Holland House, Middlesex, the Seat of the Right Honorable Lord Holland
Colour aquatintpublished 2 June 1817
- About the work
About the artist
Robert Havell junior was the son of painter, engraver and publisher Robert Havell senior. Together with his father, Robert junior formed the firm of R. Havell & Son. Father and son worked jointly on numerous projects, including their ‘Series of Views of the Public Buildings & Bridges in London’ (1821-22) and ‘Birds of America’ (1827-39) for the American ornithologist John James Audubon. However, Robert senior died in 1832, leaving his son to complete the project. In the following few years Havell focused on oil painting. As a result of his friendship with Audubon, he decided to emigrate to America, moving to Tarrytown, New York state, in 1857. Here he became a leading member of the Hudson River school. He died in Tarrytown at the age of 84.
Robert Havell senior, son of artist and publisher Daniel Havell, was born in Reading but moved to London as a child. After Robert launched his career, father and son collaborated on illustrations for Henry Salt’s ‘Twenty Four Views Taken in St. Helena’ (1809–10). However, the partnership was short-lived and Robert later established himself at premises in Fitzrovia. He married Lydia Miller Phillips and had a son, Robert junior. Robert junior and his father formed the firm of R. Havell & Son, working on numerous projects including ‘Birds of America’ for John James Audubon. The scale of this project led them to employ 50 additional staff and move to larger premises in Oxford Street. Robert senior died a year after the company expansion.
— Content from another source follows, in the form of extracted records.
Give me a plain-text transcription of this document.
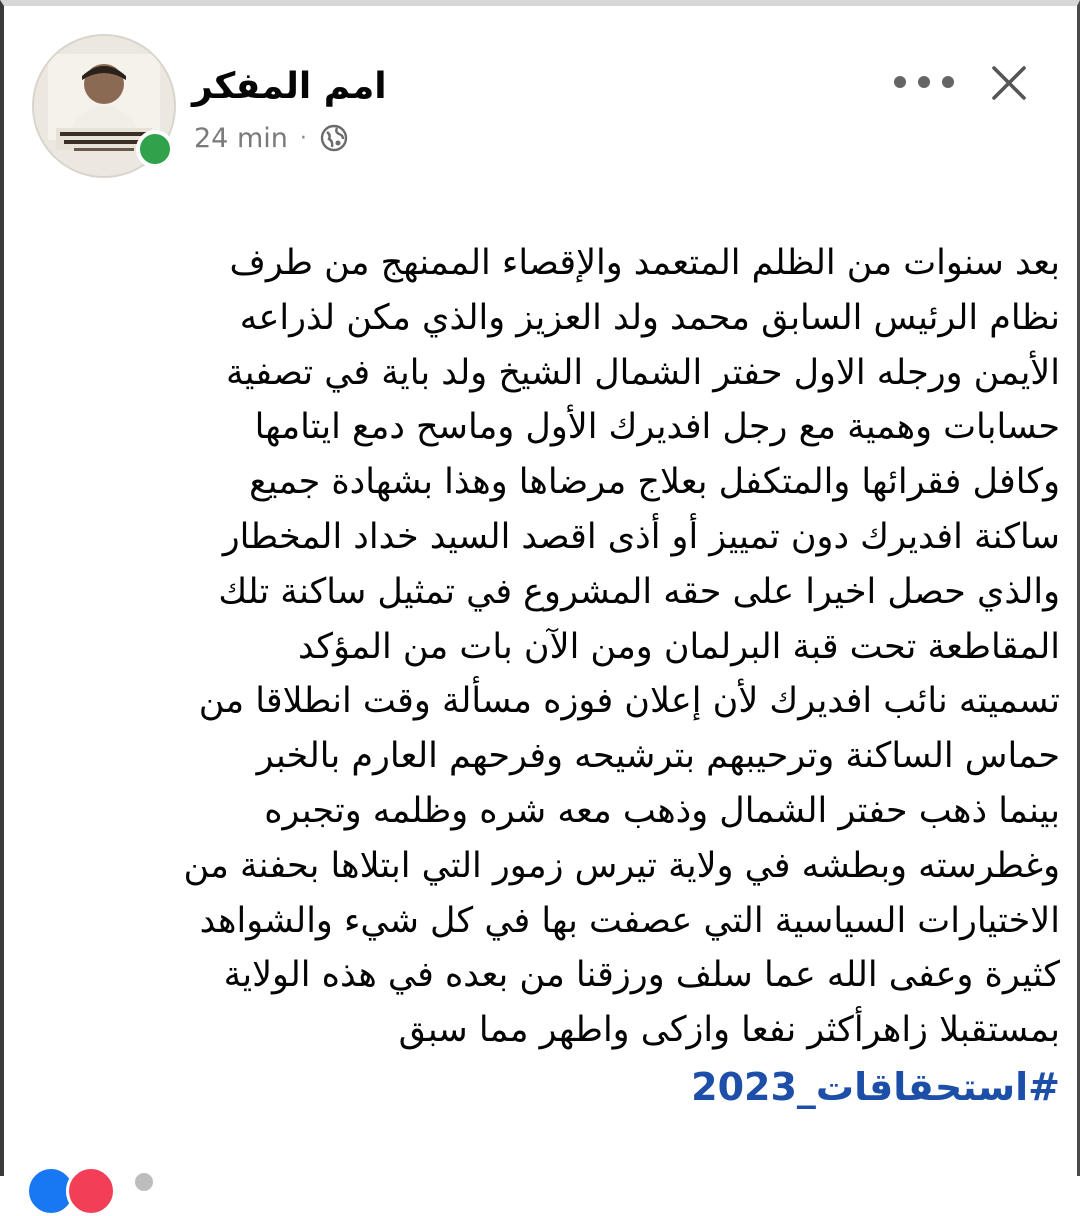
امم المفكر
24 min ·
بعد سنوات من الظلم المتعمد والإقصاء الممنهج من طرف
نظام الرئيس السابق محمد ولد العزيز والذي مكن لذراعه
الأيمن ورجله الاول حفتر الشمال الشيخ ولد باية في تصفية
حسابات وهمية مع رجل افديرك الأول وماسح دمع ايتامها
وكافل فقرائها والمتكفل بعلاج مرضاها وهذا بشهادة جميع
ساكنة افديرك دون تمييز أو أذى اقصد السيد خداد المخطار
والذي حصل اخيرا على حقه المشروع في تمثيل ساكنة تلك
المقاطعة تحت قبة البرلمان ومن الآن بات من المؤكد
تسميته نائب افديرك لأن إعلان فوزه مسألة وقت انطلاقا من
حماس الساكنة وترحيبهم بترشيحه وفرحهم العارم بالخبر
بينما ذهب حفتر الشمال وذهب معه شره وظلمه وتجبره
وغطرسته وبطشه في ولاية تيرس زمور التي ابتلاها بحفنة من
الاختيارات السياسية التي عصفت بها في كل شيء والشواهد
كثيرة وعفى الله عما سلف ورزقنا من بعده في هذه الولاية
بمستقبلا زاهرأكثر نفعا وازكى واطهر مما سبق
#استحقاقات_2023
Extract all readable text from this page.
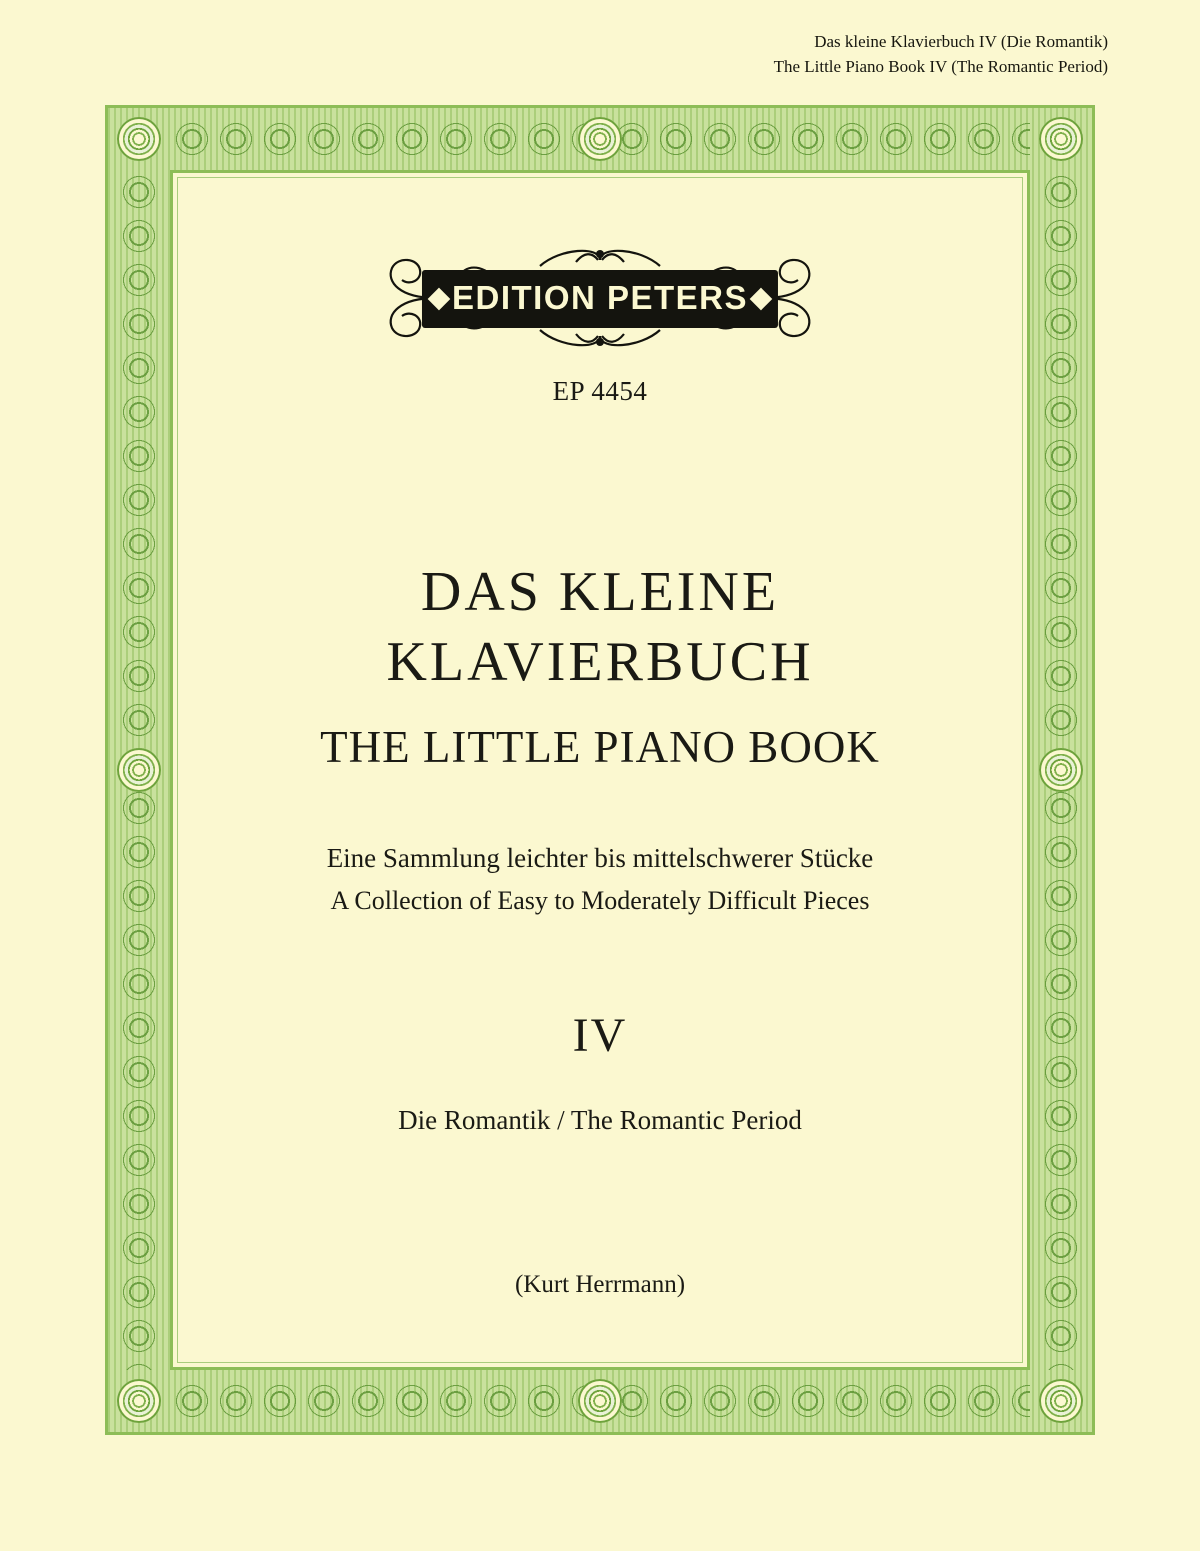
Das kleine Klavierbuch IV (Die Romantik)
The Little Piano Book IV (The Romantic Period)
EDITION PETERS
EP 4454
DAS KLEINE
KLAVIERBUCH
THE LITTLE PIANO BOOK
Eine Sammlung leichter bis mittelschwerer Stücke
A Collection of Easy to Moderately Difficult Pieces
IV
Die Romantik / The Romantic Period
(Kurt Herrmann)
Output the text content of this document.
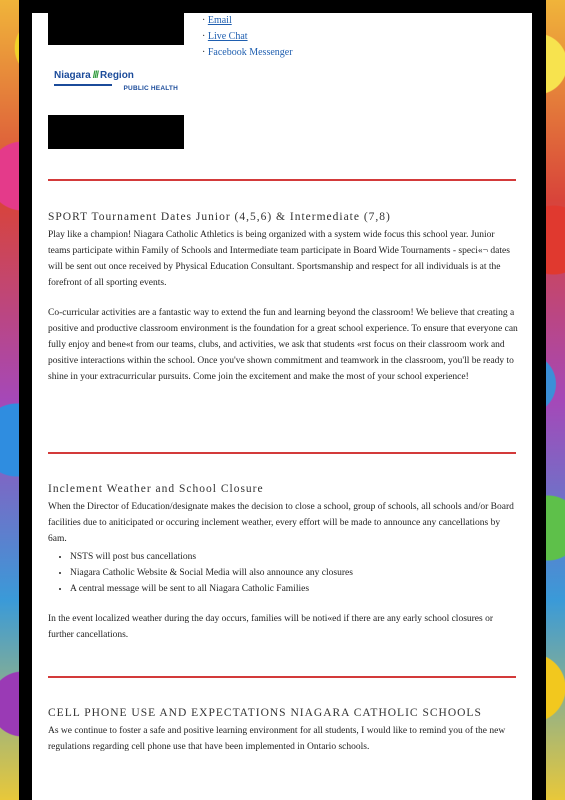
Niagara /// Region
PUBLIC HEALTH
· Email
· Live Chat
· Facebook Messenger
SPORT Tournament Dates Junior (4,5,6) & Intermediate (7,8)

Play like a champion! Niagara Catholic Athletics is being organized with a system wide focus this school year. Junior teams participate within Family of Schools and Intermediate team participate in Board Wide Tournaments - speci«¬ dates will be sent out once received by Physical Education Consultant. Sportsmanship and respect for all individuals is at the forefront of all sporting events.

Co-curricular activities are a fantastic way to extend the fun and learning beyond the classroom! We believe that creating a positive and productive classroom environment is the foundation for a great school experience. To ensure that everyone can fully enjoy and bene«t from our teams, clubs, and activities, we ask that students «rst focus on their classroom work and positive interactions within the school. Once you've shown commitment and teamwork in the classroom, you'll be ready to shine in your extracurricular pursuits. Come join the excitement and make the most of your school experience!

Inclement Weather and School Closure

When the Director of Education/designate makes the decision to close a school, group of schools, all schools and/or Board facilities due to aniticipated or occuring inclement weather, every effort will be made to announce any cancellations by 6am.

• NSTS will post bus cancellations
• Niagara Catholic Website & Social Media will also announce any closures
• A central message will be sent to all Niagara Catholic Families

In the event localized weather during the day occurs, families will be noti«ed if there are any early school closures or further cancellations.

CELL PHONE USE AND EXPECTATIONS NIAGARA CATHOLIC SCHOOLS

As we continue to foster a safe and positive learning environment for all students, I would like to remind you of the new regulations regarding cell phone use that have been implemented in Ontario schools.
Joseph Clarendon Smith trained as an engraver before later becoming a topographical draughtsman. His works are mainly views of the Thames Valley and Homes Counties but he also made sketching tours of Warwickshie and Devon in 1805 and Cornwall in 1806. He generally worked in pencil and monochrome washes of colour, sometimes adding further colours. He also used cross hatching in some of his shadows, a technique no doubt learnt as an engraver. In an attempt to recover from tuberculosis, Smith travelled to Madeira in 1810. However, he died during his return voyage.